Last week I discovered a problem while mixing a demo song of a cover band. Especially the drums and the guitar lack a lot of clarity so I started to EQ. With a little fiddling I found a snappy, bright snare sound, a punchy kickdrum and bright overheads that aren't too sharp. When I compared my original drums and my EQ'ed drums I was proud: I really thought I made a shitty drumkit sound a least a bit decent. Also the guitar had a muddy mid-rang so I clared that up and I thought I was a satisfied man.

But after listening several times I noticed I had a completely lack of mid! As well as on the drums, the guitars and the bass the midrange had some dreadfull sounds in that frequency spectrum so instinctively I had cut to much of them. Any of you had problems like this?

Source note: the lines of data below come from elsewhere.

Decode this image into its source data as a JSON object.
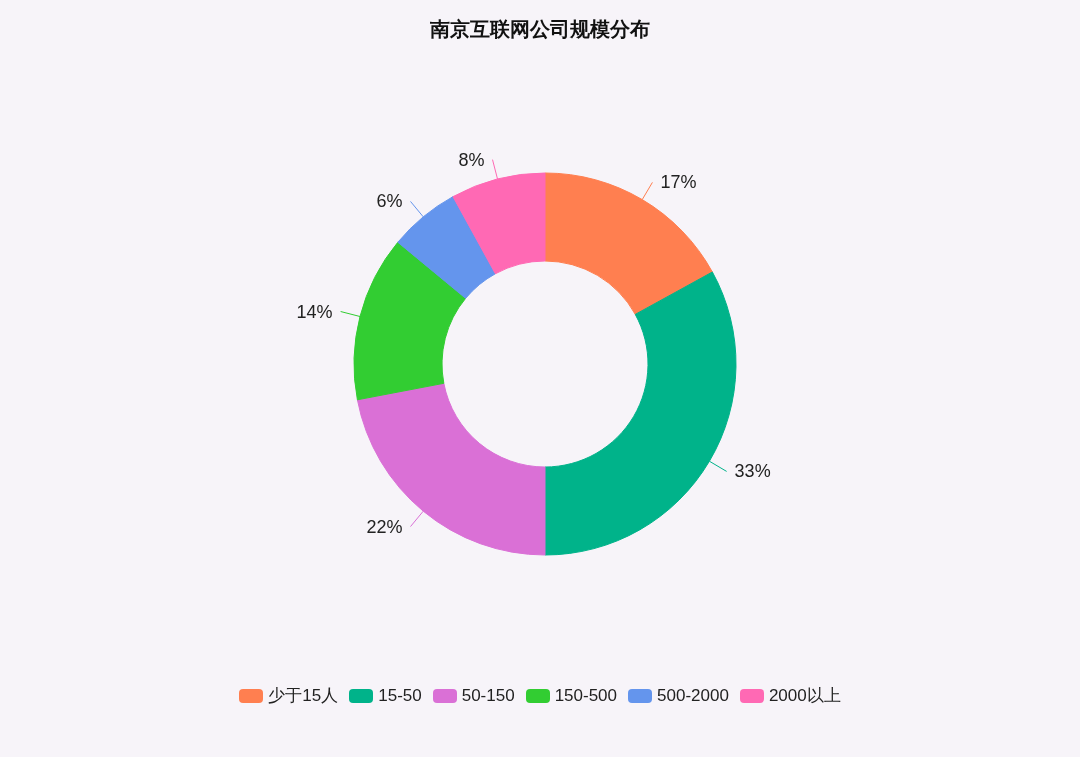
{
  "chart_data": {
    "type": "donut",
    "title": "南京互联网公司规模分布",
    "categories": [
      "少于15人",
      "15-50",
      "50-150",
      "150-500",
      "500-2000",
      "2000以上"
    ],
    "values": [
      17,
      33,
      22,
      14,
      6,
      8
    ],
    "value_labels": [
      "17%",
      "33%",
      "22%",
      "14%",
      "6%",
      "8%"
    ],
    "colors": [
      "#ff7f50",
      "#00b38a",
      "#da70d6",
      "#32cd32",
      "#6495ed",
      "#ff69b4"
    ],
    "legend": "bottom"
  }
}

Again it is the obvious lesson for me to watch the mix in a whole instead of focussing to much on seperate sections. I 'solved' the problem by keeping enough mid in the acoustic guitar that comes in and I also reduced the mid cut I had with the snare. Not as bright sound I was after though now, but at least the mix sounds in balance.
 
Yup, that's the natural tendancy. When you start EQ'ing invariably the mids take the biggest hit. The ear likes the smiley face EQ curve no matter how badly it butchers the natural range of the music. I've gone back to add mids more times than I remember.

Now I'm getting the EQ out of the way with mic placement which i must say sounds a lot more natural. Too much mids from the guitar: fix it with the amp then rotate the mic axis, too much low in the bass pull the mic back a foot.